The next day, Bhushan asks Shruti work overtime via Chari. She does it, having no other go. She returns home tired and disturbed. Shiva goes through her phone and sees Bhushan's indecent messages. He immediately rushes to find him and thrashes him. He also warns him to leave Shruti alone. In order to take revenge, Bhushan hires goons to follow Shiva and beat him up. They call Bhushan and inform him that he is working as a cab driver. Bhushan decides to reveal this to Shruti. He arranges a team meeting and presents Shiva and his cab driver, enraging Shruti. She confronts him and parts ways with him telling him that she couldn't live with him even for one year.

A few days later, Shiva informs Shruti that her mother died. They attend the funeral and later, her father starts consuming alcohol again after many years. When confronted, he tells her how her mother was the only supportive person throughout his life even when he had nothing and lost millions in business. He also tells her that before calling Shiva's family for the alliance, he talked to Shiva about their marriage. Shiva initially refused to marry her as he was jobless and feels that he needs to be responsible to get married. When Shruti's father tells him that her mother has little time to live, he immediately agrees and understands the pain of her father which makes her father realize his worth as a person.

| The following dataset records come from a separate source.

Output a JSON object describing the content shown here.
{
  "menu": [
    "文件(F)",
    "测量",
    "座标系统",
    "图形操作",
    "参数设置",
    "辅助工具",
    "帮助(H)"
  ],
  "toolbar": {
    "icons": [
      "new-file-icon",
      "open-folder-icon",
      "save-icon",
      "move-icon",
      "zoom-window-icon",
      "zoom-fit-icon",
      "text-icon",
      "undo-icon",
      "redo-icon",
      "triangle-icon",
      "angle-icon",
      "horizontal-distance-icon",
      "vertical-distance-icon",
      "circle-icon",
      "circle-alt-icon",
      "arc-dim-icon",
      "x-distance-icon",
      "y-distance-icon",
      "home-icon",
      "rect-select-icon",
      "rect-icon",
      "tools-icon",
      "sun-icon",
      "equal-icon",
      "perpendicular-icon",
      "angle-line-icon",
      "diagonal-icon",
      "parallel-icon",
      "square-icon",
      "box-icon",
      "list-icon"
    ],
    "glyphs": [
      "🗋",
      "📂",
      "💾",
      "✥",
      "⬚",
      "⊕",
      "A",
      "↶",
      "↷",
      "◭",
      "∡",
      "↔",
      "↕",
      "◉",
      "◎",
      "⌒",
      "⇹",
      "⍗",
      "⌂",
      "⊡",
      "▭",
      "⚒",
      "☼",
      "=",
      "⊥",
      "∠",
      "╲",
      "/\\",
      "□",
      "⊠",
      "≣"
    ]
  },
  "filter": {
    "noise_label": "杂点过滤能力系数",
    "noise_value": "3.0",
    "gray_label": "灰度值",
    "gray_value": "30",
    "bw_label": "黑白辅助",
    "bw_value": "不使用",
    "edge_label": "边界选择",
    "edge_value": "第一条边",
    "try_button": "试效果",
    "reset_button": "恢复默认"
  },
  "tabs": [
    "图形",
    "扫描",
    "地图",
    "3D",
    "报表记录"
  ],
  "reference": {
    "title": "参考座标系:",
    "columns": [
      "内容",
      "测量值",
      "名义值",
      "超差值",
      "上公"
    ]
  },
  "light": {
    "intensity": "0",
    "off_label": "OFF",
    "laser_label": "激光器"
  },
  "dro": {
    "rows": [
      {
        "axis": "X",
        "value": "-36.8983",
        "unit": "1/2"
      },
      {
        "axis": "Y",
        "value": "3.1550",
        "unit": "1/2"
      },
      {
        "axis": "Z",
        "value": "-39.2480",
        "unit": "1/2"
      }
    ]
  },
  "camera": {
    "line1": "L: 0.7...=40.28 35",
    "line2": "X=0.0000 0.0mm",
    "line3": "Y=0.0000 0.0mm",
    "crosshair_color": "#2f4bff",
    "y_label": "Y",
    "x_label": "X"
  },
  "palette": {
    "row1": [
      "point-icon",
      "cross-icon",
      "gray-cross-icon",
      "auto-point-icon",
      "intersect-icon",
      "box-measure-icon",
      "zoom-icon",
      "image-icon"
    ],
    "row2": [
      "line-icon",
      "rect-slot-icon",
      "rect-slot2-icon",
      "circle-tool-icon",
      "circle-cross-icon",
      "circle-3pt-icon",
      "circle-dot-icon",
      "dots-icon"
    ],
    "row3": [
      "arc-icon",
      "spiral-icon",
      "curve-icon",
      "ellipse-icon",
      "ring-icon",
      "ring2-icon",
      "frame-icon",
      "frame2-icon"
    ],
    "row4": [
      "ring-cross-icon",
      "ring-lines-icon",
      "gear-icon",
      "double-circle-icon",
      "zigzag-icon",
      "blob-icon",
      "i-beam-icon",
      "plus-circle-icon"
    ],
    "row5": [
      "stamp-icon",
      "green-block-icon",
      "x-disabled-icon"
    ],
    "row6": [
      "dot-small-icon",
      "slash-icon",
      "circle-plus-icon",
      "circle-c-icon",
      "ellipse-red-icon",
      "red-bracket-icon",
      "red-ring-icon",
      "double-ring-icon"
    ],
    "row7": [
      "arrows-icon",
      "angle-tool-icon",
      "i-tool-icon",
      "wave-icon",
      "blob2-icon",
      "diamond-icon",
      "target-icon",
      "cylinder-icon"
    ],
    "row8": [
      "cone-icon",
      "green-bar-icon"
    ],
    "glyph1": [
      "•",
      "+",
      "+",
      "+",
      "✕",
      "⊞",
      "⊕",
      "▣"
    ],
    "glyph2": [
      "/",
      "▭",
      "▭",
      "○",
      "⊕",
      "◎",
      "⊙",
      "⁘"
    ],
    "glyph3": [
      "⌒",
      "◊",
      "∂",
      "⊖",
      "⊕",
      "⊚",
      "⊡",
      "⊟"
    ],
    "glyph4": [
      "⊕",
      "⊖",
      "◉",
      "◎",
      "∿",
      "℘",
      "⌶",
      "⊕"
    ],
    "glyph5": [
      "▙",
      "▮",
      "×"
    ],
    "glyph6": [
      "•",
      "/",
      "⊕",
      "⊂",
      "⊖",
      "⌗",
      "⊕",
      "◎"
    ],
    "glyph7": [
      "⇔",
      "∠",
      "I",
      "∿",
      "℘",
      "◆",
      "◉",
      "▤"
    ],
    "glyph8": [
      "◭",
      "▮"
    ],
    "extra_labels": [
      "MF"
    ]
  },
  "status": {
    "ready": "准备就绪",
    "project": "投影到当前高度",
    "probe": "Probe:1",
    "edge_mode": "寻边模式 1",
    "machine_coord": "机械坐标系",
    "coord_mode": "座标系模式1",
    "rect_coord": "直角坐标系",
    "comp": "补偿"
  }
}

Shruti feels bad for misunderstood Shiva and goes to him. Meanwhile, the on-site job that Bhushan promised Chari is given to a girl under Bhushan. Chari confronts Bhushan about this and he slaps him during the argument.

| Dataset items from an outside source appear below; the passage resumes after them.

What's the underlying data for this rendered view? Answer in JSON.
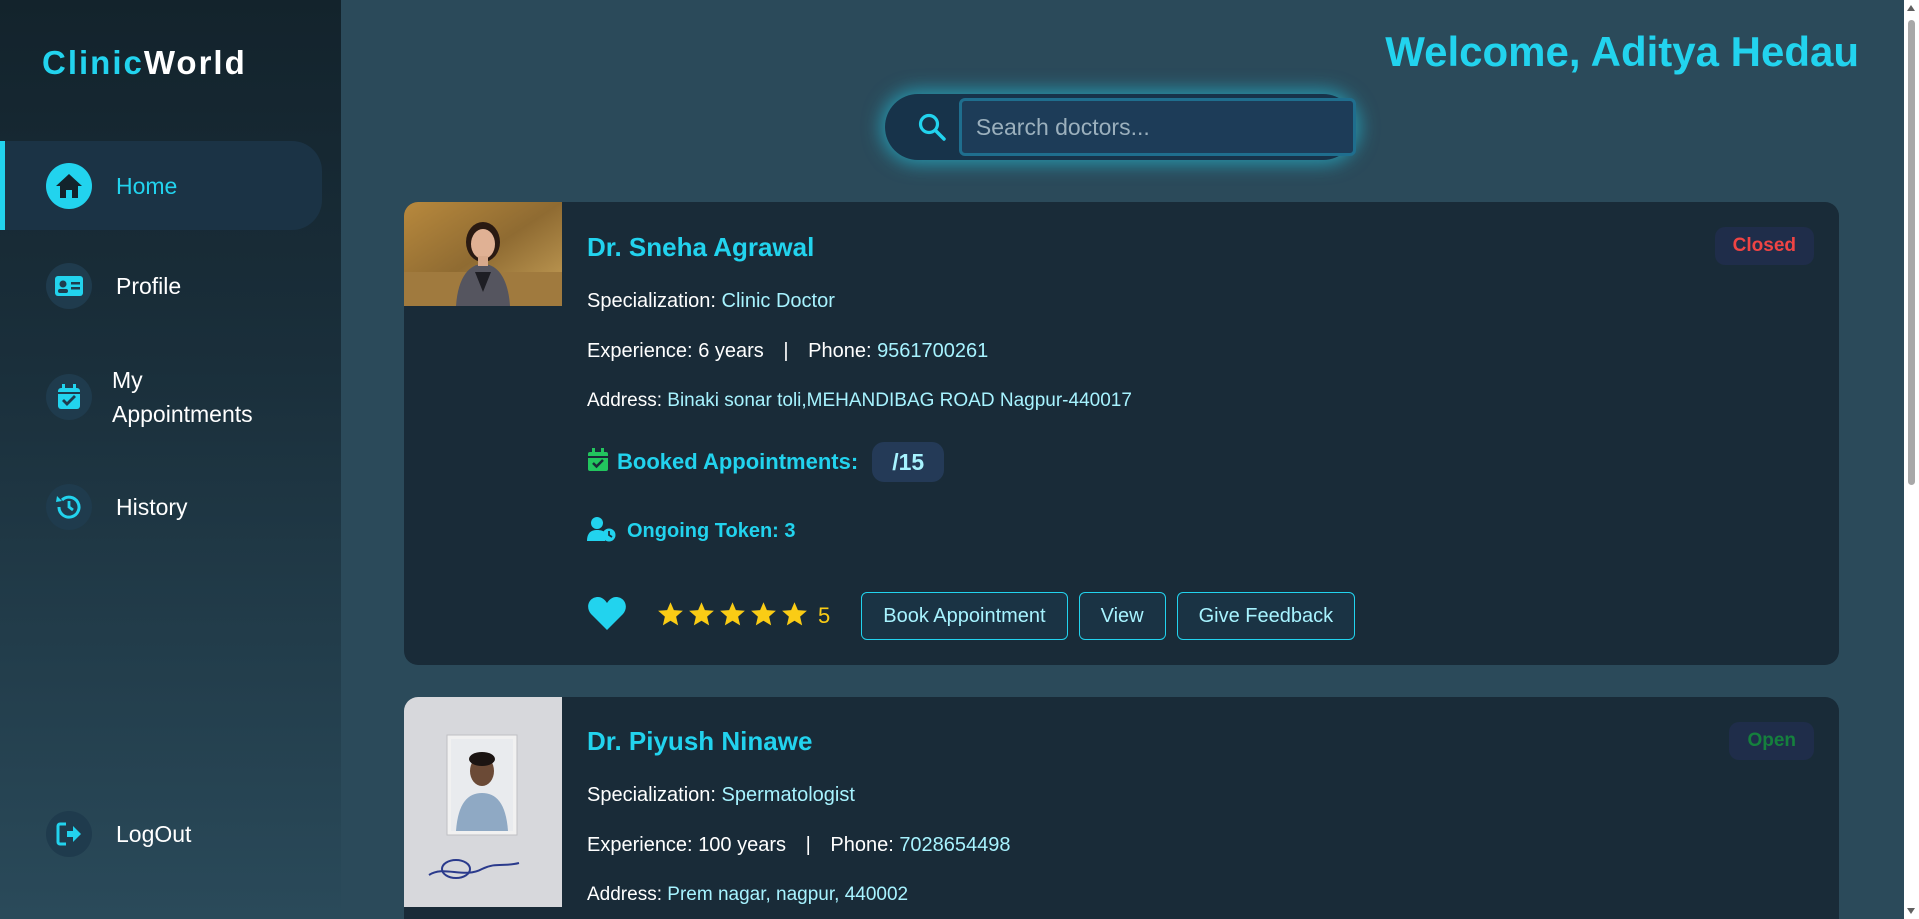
{
  "app": {
    "logo_part1": "Clinic",
    "logo_part2": "World"
  },
  "sidebar": {
    "items": [
      {
        "label": "Home",
        "icon": "home-icon",
        "active": true
      },
      {
        "label": "Profile",
        "icon": "id-card-icon",
        "active": false
      },
      {
        "label": "My\nAppointments",
        "icon": "calendar-check-icon",
        "active": false
      },
      {
        "label": "History",
        "icon": "history-icon",
        "active": false
      }
    ],
    "logout": {
      "label": "LogOut",
      "icon": "logout-icon"
    }
  },
  "header": {
    "welcome": "Welcome, Aditya Hedau"
  },
  "search": {
    "placeholder": "Search doctors...",
    "value": ""
  },
  "labels": {
    "specialization": "Specialization:",
    "experience": "Experience:",
    "phone": "Phone:",
    "address": "Address:",
    "booked": "Booked Appointments:",
    "separator": "|"
  },
  "doctors": [
    {
      "name": "Dr. Sneha Agrawal",
      "status": "Closed",
      "specialization": "Clinic Doctor",
      "experience": "6 years",
      "phone": "9561700261",
      "address": "Binaki sonar toli,MEHANDIBAG ROAD Nagpur-440017",
      "booked": "/15",
      "ongoing_token": "Ongoing Token: 3",
      "rating": "5",
      "stars": 5,
      "buttons": {
        "book": "Book Appointment",
        "view": "View",
        "feedback": "Give Feedback"
      }
    },
    {
      "name": "Dr. Piyush Ninawe",
      "status": "Open",
      "specialization": "Spermatologist",
      "experience": "100 years",
      "phone": "7028654498",
      "address": "Prem nagar, nagpur, 440002"
    }
  ],
  "colors": {
    "accent": "#22d3ee",
    "closed": "#ef4444",
    "open": "#15803d",
    "star": "#facc15",
    "background": "#2b4a5a"
  }
}
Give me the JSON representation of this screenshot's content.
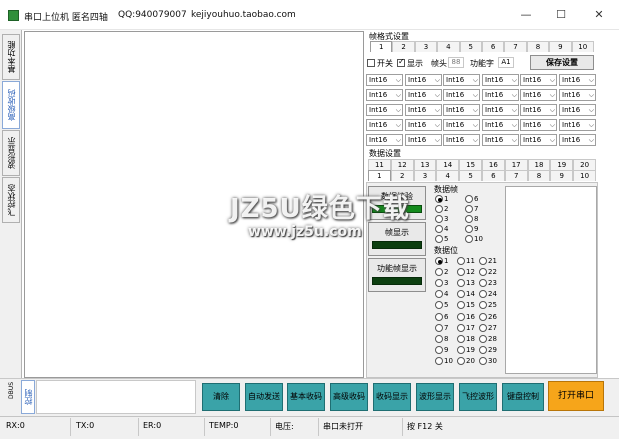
{
  "titlebar": {
    "app_title": "串口上位机 匿名四轴",
    "qq": "QQ:940079007",
    "shop": "kejiyouhuo.taobao.com",
    "minimize": "—",
    "maximize": "☐",
    "close": "✕"
  },
  "left_tabs": {
    "basic": "基本功能",
    "advanced": "高级收码",
    "waveform": "波形显示",
    "flight_status": "飞控状态"
  },
  "frame_format": {
    "title": "帧格式设置",
    "tabs": [
      "1",
      "2",
      "3",
      "4",
      "5",
      "6",
      "7",
      "8",
      "9",
      "10"
    ],
    "switch_label": "开关",
    "display_label": "显示",
    "header_label": "帧头",
    "header_value": "88",
    "func_label": "功能字",
    "func_value": "A1",
    "save_label": "保存设置",
    "type_value": "Int16"
  },
  "data_settings": {
    "title": "数据设置",
    "tabs_row1": [
      "11",
      "12",
      "13",
      "14",
      "15",
      "16",
      "17",
      "18",
      "19",
      "20"
    ],
    "tabs_row2": [
      "1",
      "2",
      "3",
      "4",
      "5",
      "6",
      "7",
      "8",
      "9",
      "10"
    ],
    "checksum_label": "数据校验",
    "frame_display_label": "帧显示",
    "func_frame_display_label": "功能帧显示",
    "channel_title": "数据帧",
    "channels": [
      "1",
      "2",
      "3",
      "4",
      "5",
      "6",
      "7",
      "8",
      "9",
      "10"
    ],
    "bit_title": "数据位",
    "bits": [
      "1",
      "2",
      "3",
      "4",
      "5",
      "6",
      "7",
      "8",
      "9",
      "10",
      "11",
      "12",
      "13",
      "14",
      "15",
      "16",
      "17",
      "18",
      "19",
      "20",
      "21",
      "22",
      "23",
      "24",
      "25",
      "26",
      "27",
      "28",
      "29",
      "30"
    ]
  },
  "bottom": {
    "dbus_label": "DBUS",
    "control_tab": "控制",
    "clear": "清除",
    "auto_send": "自动发送",
    "basic_recv": "基本收码",
    "advanced_recv": "高级收码",
    "recv_display": "收码显示",
    "waveform_display": "波形显示",
    "fc_waveform": "飞控波形",
    "key_control": "键盘控制",
    "open_port": "打开串口"
  },
  "status": {
    "rx": "RX:0",
    "tx": "TX:0",
    "er": "ER:0",
    "temp": "TEMP:0",
    "voltage": "电压:",
    "port_state": "串口未打开",
    "hint": "按 F12 关"
  },
  "watermark": {
    "line1": "JZ5U绿色下载",
    "line2": "www.jz5u.com"
  },
  "colors": {
    "teal_button": "#3aa3a8",
    "open_port_button": "#f6a51a",
    "indicator_green": "#138a1c",
    "indicator_dark": "#0c3f10"
  }
}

On her way to Shiva, Shruti receives a call from Chari telling her everything that happened with Shiva's recruitment at their office and also about the thrashing Shiva gave to Bhushan. She feels immense regret and apologizes to Shiva and they reconcile. Shruti returns to her office and slaps Bhushan twice for what he has done. She leaves the job and tells Shiva that they both will start job-hunting from the next day.

A few days later, Shiva goes for an interview. He is called by the CEO to his cabin. There, he finds Giri in the CEO position of that company. When asked how he landed there, Giri tells him that his father-in-law has asked Giri to get a software job just to prove his talent so that he can hand over his company to him which he did get because of Shiva's help the other day. Giri offers Shiva a good position in his company. Shiva and Shruthi live happily ever after.

== Cast ==
- Santosh Sobhan as Shiva
- Priya Bhavani Shankar as Shruti
- Devi Prasad as Shruti's father
- Pavitra Lokesh as Shruti's mother
- Kedar Shankar as Shiva's father
- Satyam Rajesh as Bhushan, Shruti's manager
- Saptagiri as Giri
- Rupa Lakshmi
- Saddham as Koushik

== Production ==
Santosh Sobhan and Priya Bhavani Shankar play the lead roles. It was shot by Karthik Gattamneni.

== Music ==
The music rights of the film are owned by Aditya Music. Shravan Bharadwaj composed the music and background score for the film.